The VeSpR telescope is a Cassegrain design with a Dall-Kirkham figure, and with a 35 cm diameter ellipsoidal primary and a spherical secondary mirror providing 1–2 arc sec image quality within a few arc min of the optic axis. The telescope delivers a f/21 beam to the focal plane with a plate scale of 26 arc sec/mm. The spectrograph has been designed and constructed for UV echelle line profile measurements with long-slit imaging. The Ebert-Fastie configuration employed in the design of the spectrograph has many characteristics well suited to the science needs of this mission. Symmetric off-axis reflections from a single collimating mirror are employed to remove aberrations: the spatial resolution is limited by the telescope and the spectral resolution by the grating and aperture characteristics.
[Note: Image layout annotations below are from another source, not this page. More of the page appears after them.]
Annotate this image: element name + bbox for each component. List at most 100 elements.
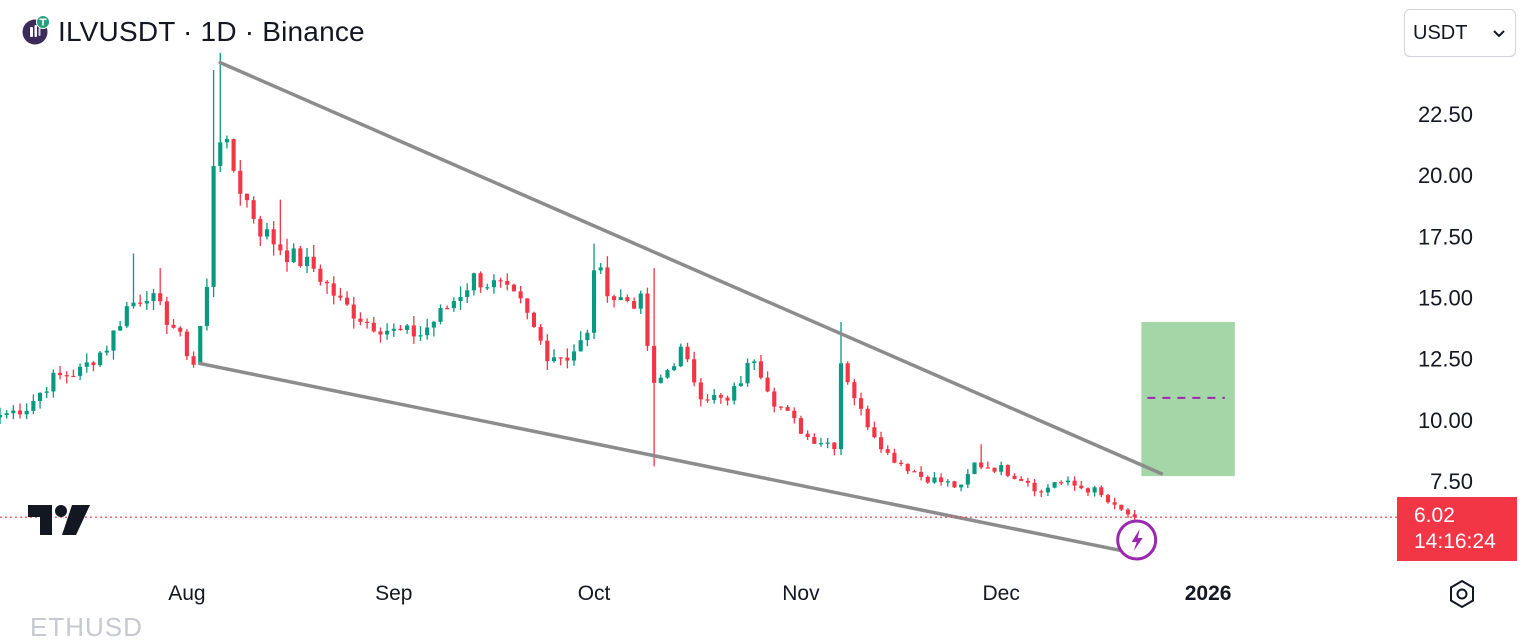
candle-body bbox=[1105, 495, 1111, 503]
candle bbox=[458, 286, 463, 310]
candle bbox=[491, 274, 496, 294]
candle bbox=[151, 288, 156, 311]
candle bbox=[198, 325, 203, 366]
candle bbox=[632, 297, 637, 310]
candle-body bbox=[84, 362, 89, 367]
currency-select[interactable]: USDT bbox=[1404, 9, 1516, 57]
candle-body bbox=[558, 357, 563, 359]
candle bbox=[705, 394, 710, 403]
candle-body bbox=[365, 321, 370, 324]
candle bbox=[872, 421, 877, 439]
watermark-text: ETHUSD bbox=[30, 612, 143, 642]
candle bbox=[338, 287, 343, 301]
candle bbox=[919, 466, 924, 481]
candle bbox=[658, 374, 663, 384]
candle bbox=[311, 244, 316, 272]
candle-body bbox=[959, 484, 964, 488]
candle-body bbox=[218, 142, 223, 167]
candle-body bbox=[478, 273, 483, 288]
candle-body bbox=[1039, 491, 1044, 493]
price-axis: 7.50 10.00 12.50 15.00 17.50 20.00 22.50 bbox=[1418, 102, 1473, 494]
candle bbox=[959, 484, 964, 492]
candle bbox=[405, 323, 410, 334]
candle-body bbox=[324, 281, 330, 284]
candle bbox=[678, 343, 683, 368]
candle bbox=[111, 330, 116, 360]
candle bbox=[885, 445, 890, 455]
candle bbox=[858, 392, 864, 416]
candle-body bbox=[311, 256, 316, 269]
candle-body bbox=[545, 340, 550, 362]
price-tick-label: 10.00 bbox=[1418, 408, 1473, 433]
tradingview-logo-icon[interactable] bbox=[28, 505, 90, 542]
candle-body bbox=[832, 442, 837, 450]
candle-body bbox=[772, 391, 777, 407]
candle-body bbox=[438, 308, 443, 322]
chart-area[interactable]: 7.50 10.00 12.50 15.00 17.50 20.00 22.50 Aug Se… bbox=[0, 0, 1525, 630]
candle bbox=[511, 283, 517, 292]
trendline-2[interactable] bbox=[198, 361, 1130, 554]
candle bbox=[1065, 476, 1071, 486]
candle bbox=[371, 317, 376, 333]
candle bbox=[899, 460, 904, 467]
candle-body bbox=[1032, 482, 1037, 492]
candle-body bbox=[37, 392, 43, 402]
candle-body bbox=[445, 308, 450, 310]
tether-badge-icon bbox=[36, 15, 50, 29]
candle-body bbox=[999, 465, 1004, 472]
candle bbox=[1025, 477, 1030, 487]
candle bbox=[672, 363, 677, 372]
candle bbox=[278, 199, 283, 256]
candle bbox=[398, 324, 403, 331]
candle-body bbox=[24, 410, 29, 415]
candle-body bbox=[932, 477, 937, 483]
candle-body bbox=[618, 297, 623, 301]
candle-body bbox=[752, 361, 757, 363]
candle-body bbox=[605, 267, 610, 297]
target-box[interactable] bbox=[1141, 321, 1235, 477]
candle-body bbox=[31, 401, 36, 411]
candle-body bbox=[725, 397, 730, 401]
candle bbox=[611, 294, 617, 308]
candle bbox=[485, 283, 490, 291]
flash-badge[interactable] bbox=[1116, 519, 1158, 561]
candle-body bbox=[1079, 485, 1084, 489]
candle bbox=[4, 410, 9, 419]
candle bbox=[351, 296, 356, 329]
candle-body bbox=[525, 298, 530, 313]
candle-body bbox=[985, 467, 990, 469]
candle-body bbox=[665, 370, 670, 378]
candle bbox=[585, 329, 590, 347]
candle bbox=[318, 264, 323, 286]
candle bbox=[144, 291, 149, 310]
candle-body bbox=[518, 291, 523, 299]
chart-settings-icon[interactable] bbox=[1446, 578, 1478, 610]
candle bbox=[825, 437, 830, 449]
candle-body bbox=[278, 244, 283, 251]
candle bbox=[732, 382, 737, 405]
candle bbox=[685, 342, 690, 363]
trendline-1[interactable] bbox=[218, 60, 1164, 476]
candle bbox=[712, 389, 717, 404]
candle bbox=[905, 463, 910, 475]
candle-body bbox=[264, 229, 270, 237]
candle bbox=[1125, 508, 1131, 519]
candle-body bbox=[418, 335, 423, 337]
candle bbox=[84, 353, 89, 373]
candle bbox=[945, 479, 950, 487]
candle bbox=[698, 378, 703, 407]
candle-body bbox=[211, 166, 216, 287]
candle bbox=[932, 472, 937, 484]
candle-body bbox=[838, 363, 844, 450]
candle bbox=[818, 437, 824, 447]
time-tick-label: Nov bbox=[782, 582, 820, 605]
candle bbox=[37, 392, 43, 409]
candle bbox=[51, 369, 56, 398]
candle bbox=[184, 329, 189, 360]
candle bbox=[772, 387, 777, 413]
candle-body bbox=[491, 280, 496, 288]
candle bbox=[1032, 479, 1037, 497]
candle-body bbox=[625, 297, 630, 302]
candle-body bbox=[298, 248, 303, 267]
candle bbox=[551, 349, 557, 363]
Use of a paraboloidal collimator, has produced 2 arc sec image quality with minimal astigmatism along the central 2–3 arc min. A 2 deg. magnesium fluoride (MgF_{2}) objective prism mounted forward of the aperture plate is used to disperse the converging beam from the telescope: with the 1216 Å image focused onto the primary aperture, other wavelengths are excluded from the spectrograph producing a very low level of scattered light on the detector.

The spectrograph uses a replica of a prototype grating for the Hubble Space Telescope STIS. For a 5 arc sec aperture width, the measured resolution in the last flight was 0.055 Å FWHM. A camera is included to re-image the focal plane onto a separate detector, providing an image of the telescope field of view minus the light which passes through the spectrograph aperture. The Venus image on the aperture plate will be sufficiently dispersed by the objective prism that the Ly α image will be clearly separated from the longer wavelength continuum and emissions.